Google Translate is the world’s most popular web translation platform, but one Stanford University researcher says it doesn’t really understand sex and gender. Londa Schiebinger, who runs Stanford’s Gendered Innovations project, says Google’s choice of source databases causes a statistical bias toward male nouns and verbs in translation. In a paper on gender and natural language processing, Schiebinger offers convincing evidence that the source texts used with Google’s translation algorithms lead to unintentional sexism. As Fast Company reports:
“In a peer-reviewed case study published in 2013, Schiebinger illustrated that Google Translate has a tendency to turn gender-neutral English words (such as the, or occupational names such asprofessor and doctor) into the male form in other languages once the word is translated.
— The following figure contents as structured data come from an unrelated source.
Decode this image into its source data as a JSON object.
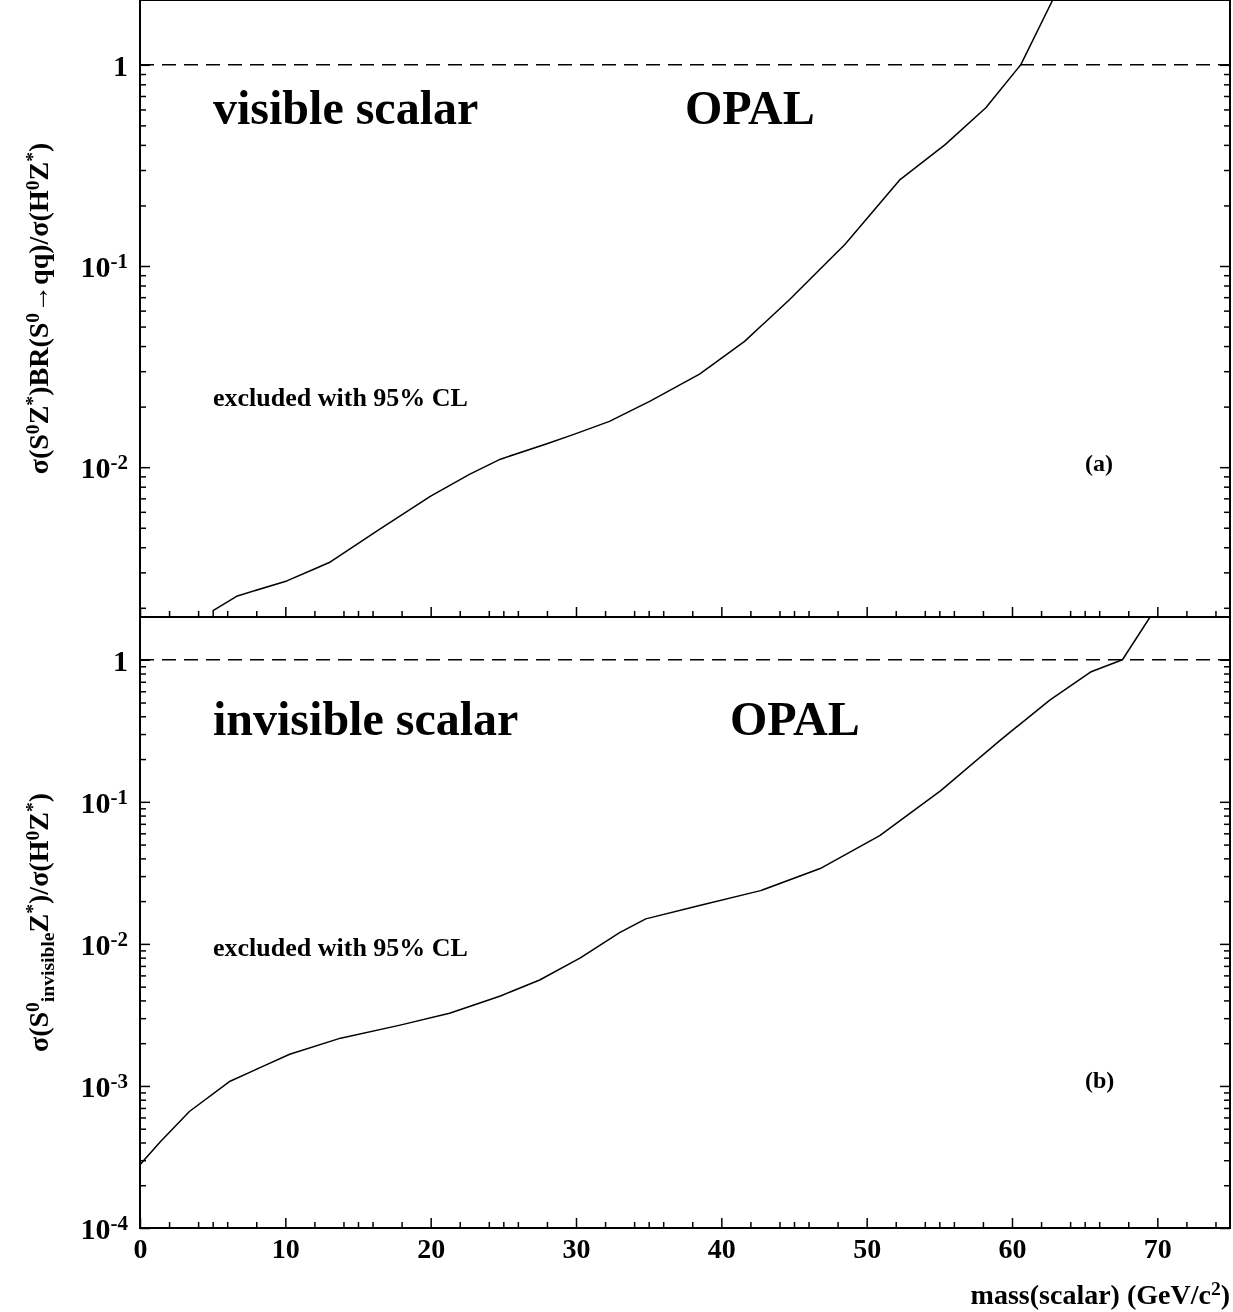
{
  "chart_data": [
    {
      "type": "line",
      "ylabel": "σ(S$^{0}$Z$^{*}$)BR(S$^{0}$→qq)/σ(H$^{0}$Z$^{*}$)",
      "log": "y",
      "xlim": [
        0,
        75
      ],
      "ylim": [
        0.0018,
        2.1
      ],
      "xticks": [
        0,
        {
          "value": 2,
          "label": null
        },
        {
          "value": 4,
          "label": null
        },
        {
          "value": 5,
          "label": null
        },
        {
          "value": 6,
          "label": null
        },
        {
          "value": 8,
          "label": null
        },
        10,
        {
          "value": 12,
          "label": null
        },
        {
          "value": 14,
          "label": null
        },
        {
          "value": 15,
          "label": null
        },
        {
          "value": 16,
          "label": null
        },
        {
          "value": 18,
          "label": null
        },
        20,
        {
          "value": 22,
          "label": null
        },
        {
          "value": 24,
          "label": null
        },
        {
          "value": 25,
          "label": null
        },
        {
          "value": 26,
          "label": null
        },
        {
          "value": 28,
          "label": null
        },
        30,
        {
          "value": 32,
          "label": null
        },
        {
          "value": 34,
          "label": null
        },
        {
          "value": 35,
          "label": null
        },
        {
          "value": 36,
          "label": null
        },
        {
          "value": 38,
          "label": null
        },
        40,
        {
          "value": 42,
          "label": null
        },
        {
          "value": 44,
          "label": null
        },
        {
          "value": 45,
          "label": null
        },
        {
          "value": 46,
          "label": null
        },
        {
          "value": 48,
          "label": null
        },
        50,
        {
          "value": 52,
          "label": null
        },
        {
          "value": 54,
          "label": null
        },
        {
          "value": 55,
          "label": null
        },
        {
          "value": 56,
          "label": null
        },
        {
          "value": 58,
          "label": null
        },
        60,
        {
          "value": 62,
          "label": null
        },
        {
          "value": 64,
          "label": null
        },
        {
          "value": 65,
          "label": null
        },
        {
          "value": 66,
          "label": null
        },
        {
          "value": 68,
          "label": null
        },
        70,
        {
          "value": 72,
          "label": null
        },
        {
          "value": 74,
          "label": null
        }
      ],
      "yticks": [
        {
          "value": 0.002,
          "label": null
        },
        {
          "value": 0.003,
          "label": null
        },
        {
          "value": 0.004,
          "label": null
        },
        {
          "value": 0.005,
          "label": null
        },
        {
          "value": 0.006,
          "label": null
        },
        {
          "value": 0.007,
          "label": null
        },
        {
          "value": 0.008,
          "label": null
        },
        {
          "value": 0.009,
          "label": null
        },
        {
          "value": 0.01,
          "label": "10$^{-2}$"
        },
        {
          "value": 0.02,
          "label": null
        },
        {
          "value": 0.03,
          "label": null
        },
        {
          "value": 0.04,
          "label": null
        },
        {
          "value": 0.05,
          "label": null
        },
        {
          "value": 0.06,
          "label": null
        },
        {
          "value": 0.07,
          "label": null
        },
        {
          "value": 0.08,
          "label": null
        },
        {
          "value": 0.09,
          "label": null
        },
        {
          "value": 0.1,
          "label": "10$^{-1}$"
        },
        {
          "value": 0.2,
          "label": null
        },
        {
          "value": 0.3,
          "label": null
        },
        {
          "value": 0.4,
          "label": null
        },
        {
          "value": 0.5,
          "label": null
        },
        {
          "value": 0.6,
          "label": null
        },
        {
          "value": 0.7,
          "label": null
        },
        {
          "value": 0.8,
          "label": null
        },
        {
          "value": 0.9,
          "label": null
        },
        1
      ],
      "tick_labels": "y",
      "grid": false,
      "marker": "none",
      "series": [
        {
          "color": "#000000",
          "x": [
            5.0,
            6.7,
            10.1,
            12.0,
            13.1,
            16.5,
            20.0,
            22.7,
            24.8,
            27.9,
            29.9,
            32.3,
            35.1,
            38.5,
            41.6,
            44.7,
            48.5,
            52.3,
            55.4,
            58.2,
            60.6,
            62.8
          ],
          "values": [
            0.00193,
            0.00229,
            0.00272,
            0.00312,
            0.00338,
            0.00492,
            0.00718,
            0.00923,
            0.01096,
            0.013,
            0.0146,
            0.0169,
            0.0213,
            0.029,
            0.0422,
            0.0682,
            0.128,
            0.269,
            0.401,
            0.612,
            1.0,
            2.1
          ]
        }
      ],
      "ref_lines": [
        {
          "axis": "y",
          "value": 1,
          "line_style": "dashed"
        }
      ],
      "annotations": [
        "visible scalar",
        "OPAL",
        "excluded with 95% CL",
        "(a)"
      ]
    },
    {
      "type": "line",
      "xlabel": "mass(scalar) (GeV/c$^{2}$)",
      "ylabel": "σ(S$^{0}$$_{invisible}$Z$^{*}$)/σ(H$^{0}$Z$^{*}$)",
      "log": "y",
      "xlim": [
        0,
        75
      ],
      "ylim": [
        0.0001,
        2.0
      ],
      "xticks": [
        0,
        {
          "value": 2,
          "label": null
        },
        {
          "value": 4,
          "label": null
        },
        {
          "value": 5,
          "label": null
        },
        {
          "value": 6,
          "label": null
        },
        {
          "value": 8,
          "label": null
        },
        10,
        {
          "value": 12,
          "label": null
        },
        {
          "value": 14,
          "label": null
        },
        {
          "value": 15,
          "label": null
        },
        {
          "value": 16,
          "label": null
        },
        {
          "value": 18,
          "label": null
        },
        20,
        {
          "value": 22,
          "label": null
        },
        {
          "value": 24,
          "label": null
        },
        {
          "value": 25,
          "label": null
        },
        {
          "value": 26,
          "label": null
        },
        {
          "value": 28,
          "label": null
        },
        30,
        {
          "value": 32,
          "label": null
        },
        {
          "value": 34,
          "label": null
        },
        {
          "value": 35,
          "label": null
        },
        {
          "value": 36,
          "label": null
        },
        {
          "value": 38,
          "label": null
        },
        40,
        {
          "value": 42,
          "label": null
        },
        {
          "value": 44,
          "label": null
        },
        {
          "value": 45,
          "label": null
        },
        {
          "value": 46,
          "label": null
        },
        {
          "value": 48,
          "label": null
        },
        50,
        {
          "value": 52,
          "label": null
        },
        {
          "value": 54,
          "label": null
        },
        {
          "value": 55,
          "label": null
        },
        {
          "value": 56,
          "label": null
        },
        {
          "value": 58,
          "label": null
        },
        60,
        {
          "value": 62,
          "label": null
        },
        {
          "value": 64,
          "label": null
        },
        {
          "value": 65,
          "label": null
        },
        {
          "value": 66,
          "label": null
        },
        {
          "value": 68,
          "label": null
        },
        70,
        {
          "value": 72,
          "label": null
        },
        {
          "value": 74,
          "label": null
        }
      ],
      "yticks": [
        {
          "value": 0.0001,
          "label": "10$^{-4}$"
        },
        {
          "value": 0.0002,
          "label": null
        },
        {
          "value": 0.0003,
          "label": null
        },
        {
          "value": 0.0004,
          "label": null
        },
        {
          "value": 0.0005,
          "label": null
        },
        {
          "value": 0.0006,
          "label": null
        },
        {
          "value": 0.0007,
          "label": null
        },
        {
          "value": 0.0008,
          "label": null
        },
        {
          "value": 0.0009,
          "label": null
        },
        {
          "value": 0.001,
          "label": "10$^{-3}$"
        },
        {
          "value": 0.002,
          "label": null
        },
        {
          "value": 0.003,
          "label": null
        },
        {
          "value": 0.004,
          "label": null
        },
        {
          "value": 0.005,
          "label": null
        },
        {
          "value": 0.006,
          "label": null
        },
        {
          "value": 0.007,
          "label": null
        },
        {
          "value": 0.008,
          "label": null
        },
        {
          "value": 0.009,
          "label": null
        },
        {
          "value": 0.01,
          "label": "10$^{-2}$"
        },
        {
          "value": 0.02,
          "label": null
        },
        {
          "value": 0.03,
          "label": null
        },
        {
          "value": 0.04,
          "label": null
        },
        {
          "value": 0.05,
          "label": null
        },
        {
          "value": 0.06,
          "label": null
        },
        {
          "value": 0.07,
          "label": null
        },
        {
          "value": 0.08,
          "label": null
        },
        {
          "value": 0.09,
          "label": null
        },
        {
          "value": 0.1,
          "label": "10$^{-1}$"
        },
        {
          "value": 0.2,
          "label": null
        },
        {
          "value": 0.3,
          "label": null
        },
        {
          "value": 0.4,
          "label": null
        },
        {
          "value": 0.5,
          "label": null
        },
        {
          "value": 0.6,
          "label": null
        },
        {
          "value": 0.7,
          "label": null
        },
        {
          "value": 0.8,
          "label": null
        },
        {
          "value": 0.9,
          "label": null
        },
        1
      ],
      "grid": false,
      "marker": "none",
      "series": [
        {
          "color": "#000000",
          "x": [
            0,
            1.4,
            3.4,
            6.2,
            8.3,
            10.3,
            13.8,
            17.9,
            21.3,
            24.8,
            27.5,
            30.3,
            33.0,
            34.8,
            38.5,
            42.7,
            46.8,
            50.9,
            55.1,
            59.2,
            62.6,
            65.4,
            67.6,
            69.5
          ],
          "values": [
            0.000279,
            0.000405,
            0.000661,
            0.00108,
            0.00135,
            0.00167,
            0.00217,
            0.00268,
            0.00325,
            0.0043,
            0.00557,
            0.00796,
            0.012,
            0.015,
            0.0186,
            0.0237,
            0.0339,
            0.0579,
            0.12,
            0.272,
            0.52,
            0.82,
            1.0,
            2.0
          ]
        }
      ],
      "ref_lines": [
        {
          "axis": "y",
          "value": 1,
          "line_style": "dashed"
        }
      ],
      "annotations": [
        "invisible scalar",
        "OPAL",
        "excluded with 95% CL",
        "(b)"
      ]
    }
  ]
}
However, certain gender-neutral English words are translated into the female form . . . but only when they comply with certain gender stereotypes. For instance, the gender-neutral English terms a defendant and a nurse translate into the German as ein Angeklagter and eine Krankenschwester. Defendanttranslates as male, but nurse auto-translates as female.
“Where Google Translate really trips up, Schiebinger claims, is in the lack of context for gender-neutral words in other languages when translated into English. Schiebinger ran an article about her work in the Spanish-language newspaper El Pais into English through Google Translate and rival platform Systran. Both Google Translate and Systran translated the gender-neutral Spanish words “suyo” and “dice” as “his” and “he said,” despite the fact that Schiebinger is female.
“These sorts of words bring up specific issues in Bing Translate, Google Translate, Systran, and other popular machine translation platforms. Google engineers working on Translate told Co.Labs that translation of all words, including gendered ones, is primarily weighed by statistical patterns in translated document pairs found online. Because “dice” can translate as either “he said” or “she said,” Translate’s algorithms look at combinations of “dice” in conjunction with neighboring words to see what the most frequent translations of those combinations are. If “dice” renders more often in the translations Google obtains as “he says,” then Translate will usually render it male rather than female. In addition, Google Translate’s team added that their platform only uses individual sentences for context. Gendered nouns or verbs in neighboring sentences aren’t weighed in terms of establishing context.”